These are exciting, but scary, times. Regardless of how one feels about the consequences of Brexit, the markets are panicking due to EU posturing over the outcome on June 23rd. But Chancellor Philip Hammond missed a golden opportunity to cut taxes further; it seemed like boldness was vacant in yesterday's Autumn Statement.

Do you want the good news?

Nonetheless, despite its downbeat tone, there was much to be positive about. In 2017, fuel duty will be frozen for the seventh consecutive year. This will save drivers £130 a year, a welcome tax break when people still feel their incomes are being squeezed.

Hammond will maintain Osborne's pledge of increasing the personal allowance to £12,500 and the higher threshold to £50,000 by 2020-21. Tax cuts inevitably provide an increased number of people with more purchasing power, so these measures are refreshing.

Britain is an attractive place to do business, and the outcome of the Brexit vote should not alter that. That is why the Chancellor was right to cut corporation tax to a level of 17% by 2020, by far the lowest in the G20. This will benefit 1 million businesses.

Yet there were some stealth taxes contained in yesterday's Autumn Statement. From April 2017, salary sacrifice schemes will be subject to the same tax as cash income. In these schemes, employees exchange some of their salary for a non-cash benefit in kind (e.g.

a mobile phone). Both the employer and employee generate a tax saving because the benefit is taxed less than the latter's salary, or not at all. The loss of these perks will fail penetrate new talent when businesses are searching for it.

And now the bad news

But in a climate where Brexit is being blamed for Britain's economic woes, causing businesses to wobble on their investment plans, why is it that Hammond failed to announce some radical economic policies during the Autumn Statement yesterday?

Surely businesses need continued reassurance and incentives to invest in Britain? Why didn't the Chancellor initiate more tax cuts at a time when, even under a Conservative Government, certain taxes are still too high?
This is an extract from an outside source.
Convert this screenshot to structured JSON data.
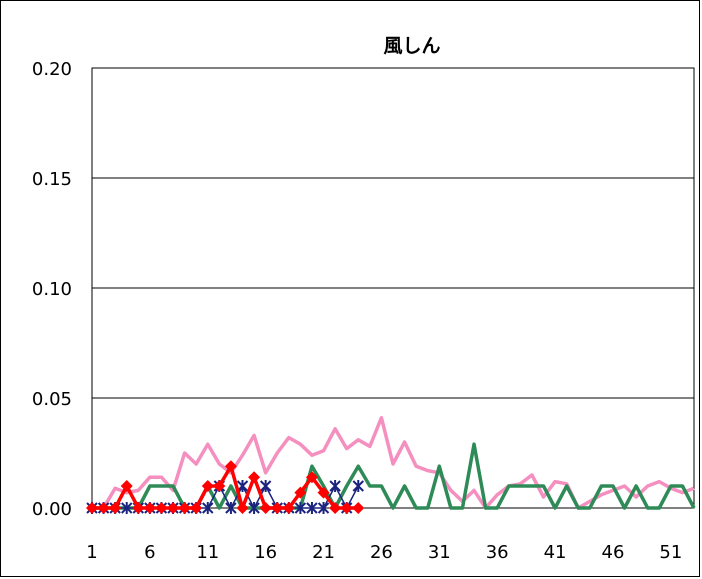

Manufacturing should be expanding, yet there were no tax incentives for manufacturers to invest in new equipment to allow them to increase productivity.
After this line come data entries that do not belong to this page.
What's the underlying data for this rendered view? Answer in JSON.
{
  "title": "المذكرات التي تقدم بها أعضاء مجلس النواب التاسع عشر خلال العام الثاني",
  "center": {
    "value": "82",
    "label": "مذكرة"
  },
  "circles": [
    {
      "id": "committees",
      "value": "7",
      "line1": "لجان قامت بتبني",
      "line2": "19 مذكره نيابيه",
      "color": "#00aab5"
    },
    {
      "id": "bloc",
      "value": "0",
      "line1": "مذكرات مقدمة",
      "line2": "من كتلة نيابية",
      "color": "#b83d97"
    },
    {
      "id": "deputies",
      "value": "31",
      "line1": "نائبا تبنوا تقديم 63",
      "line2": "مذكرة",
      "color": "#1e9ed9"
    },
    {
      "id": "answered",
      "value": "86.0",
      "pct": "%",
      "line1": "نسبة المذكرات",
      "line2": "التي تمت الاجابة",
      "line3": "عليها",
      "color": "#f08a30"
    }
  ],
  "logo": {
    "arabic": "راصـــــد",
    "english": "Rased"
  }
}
Many shops have vanished on high streets across the country. Hammond could have used yesterday's Autumn Statement to revisit the business rates system to encourage retailers not to retreat from Britain's towns and cities.

This is a time when infrastructure and innovation should be leading the way, but without the education needed to expand people's skills and knowledge, this will not culminate in significant improvements to Britain's facilities.
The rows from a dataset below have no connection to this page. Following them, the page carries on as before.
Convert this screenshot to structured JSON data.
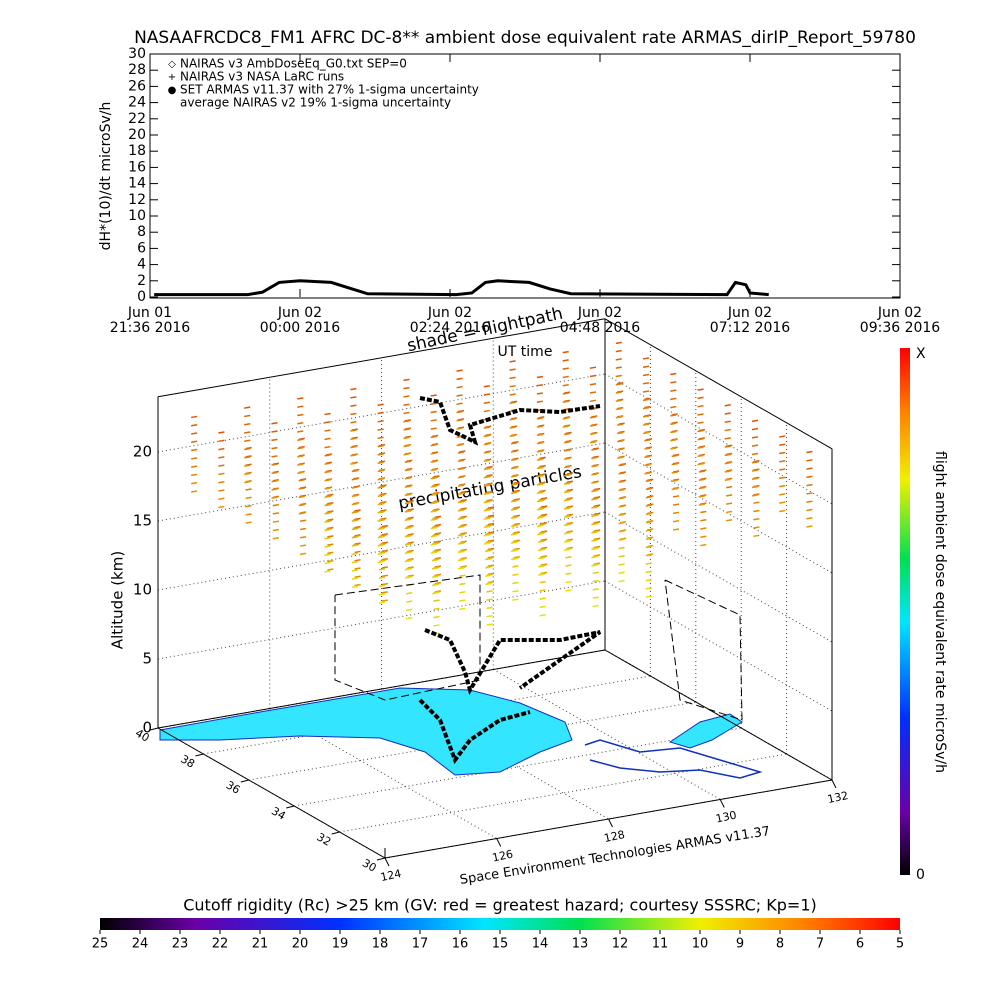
{
  "chart_data": [
    {
      "type": "line",
      "title": "NASAAFRCDC8_FM1 AFRC DC-8** ambient dose equivalent rate ARMAS_dirIP_Report_59780",
      "ylabel": "dH*(10)/dt microSv/h",
      "xlabel": "UT time",
      "xlim": [
        "2016-06-01 21:36",
        "2016-06-02 09:36"
      ],
      "xticks": [
        {
          "value": "2016-06-01 21:36",
          "label": [
            "Jun 01",
            "21:36 2016"
          ]
        },
        {
          "value": "2016-06-02 00:00",
          "label": [
            "Jun 02",
            "00:00 2016"
          ]
        },
        {
          "value": "2016-06-02 02:24",
          "label": [
            "Jun 02",
            "02:24 2016"
          ]
        },
        {
          "value": "2016-06-02 04:48",
          "label": [
            "Jun 02",
            "04:48 2016"
          ]
        },
        {
          "value": "2016-06-02 07:12",
          "label": [
            "Jun 02",
            "07:12 2016"
          ]
        },
        {
          "value": "2016-06-02 09:36",
          "label": [
            "Jun 02",
            "09:36 2016"
          ]
        }
      ],
      "ylim": [
        0,
        30
      ],
      "yticks": [
        0,
        2,
        4,
        6,
        8,
        10,
        12,
        14,
        16,
        18,
        20,
        22,
        24,
        26,
        28,
        30
      ],
      "series": [
        {
          "name": "NAIRAS v3 AmbDoseEq_G0.txt SEP=0",
          "marker": "diamond",
          "color": "#000000",
          "x": [
            "2016-06-01 21:40",
            "2016-06-01 23:10",
            "2016-06-01 23:24",
            "2016-06-01 23:40",
            "2016-06-02 00:00",
            "2016-06-02 00:30",
            "2016-06-02 00:50",
            "2016-06-02 01:05",
            "2016-06-02 02:30",
            "2016-06-02 02:45",
            "2016-06-02 02:58",
            "2016-06-02 03:10",
            "2016-06-02 03:40",
            "2016-06-02 04:00",
            "2016-06-02 04:20",
            "2016-06-02 06:50",
            "2016-06-02 06:58",
            "2016-06-02 07:08",
            "2016-06-02 07:12",
            "2016-06-02 07:30"
          ],
          "values": [
            0.3,
            0.3,
            0.6,
            1.8,
            2.0,
            1.8,
            1.0,
            0.4,
            0.3,
            0.5,
            1.8,
            2.0,
            1.8,
            1.0,
            0.4,
            0.3,
            1.8,
            1.5,
            0.5,
            0.3
          ]
        },
        {
          "name": "NAIRAS v3 NASA LaRC runs",
          "marker": "plus",
          "color": "#000000"
        },
        {
          "name": "SET ARMAS v11.37 with 27% 1-sigma uncertainty",
          "marker": "dot",
          "color": "#1f3fff"
        },
        {
          "name": "average NAIRAS v2 19% 1-sigma uncertainty",
          "marker": "none",
          "color": "#000000"
        }
      ]
    },
    {
      "type": "surface3d",
      "annotations": [
        "shade = flightpath",
        "precipitating particles"
      ],
      "zlabel": "Altitude (km)",
      "credit": "Space Environment Technologies ARMAS v11.37",
      "zlim": [
        0,
        24
      ],
      "zticks": [
        0,
        5,
        10,
        15,
        20
      ],
      "latlim": [
        40,
        30
      ],
      "latticks": [
        40,
        38,
        36,
        34,
        32,
        30
      ],
      "lonlim": [
        124,
        132
      ],
      "lonticks": [
        124,
        126,
        128,
        130,
        132
      ],
      "land_color": "#33e5ff",
      "colorbar": {
        "label": "flight ambient dose equivalent rate microSv/h",
        "top_label": "X",
        "bottom_label": "0"
      }
    },
    {
      "type": "colorbar",
      "title": "Cutoff rigidity (Rc) >25 km (GV: red = greatest hazard; courtesy SSSRC; Kp=1)",
      "lim": [
        25,
        5
      ],
      "ticks": [
        25,
        24,
        23,
        22,
        21,
        20,
        19,
        18,
        17,
        16,
        15,
        14,
        13,
        12,
        11,
        10,
        9,
        8,
        7,
        6,
        5
      ]
    }
  ]
}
Air passenger duty proceeds with punishing passengers. Abolishing this tax is likely to boost UK GDP by 0.45% and add £16 billion to the economy. It would also create 60,000 new jobs.

Whilst there were many welcome policies yesterday, Hammond has missed an ideal moment to pursue some brave tax cuts necessary in an uncertain climate. It is no secret that this would boost productivity. Let's just hope the Chancellor realises this by March.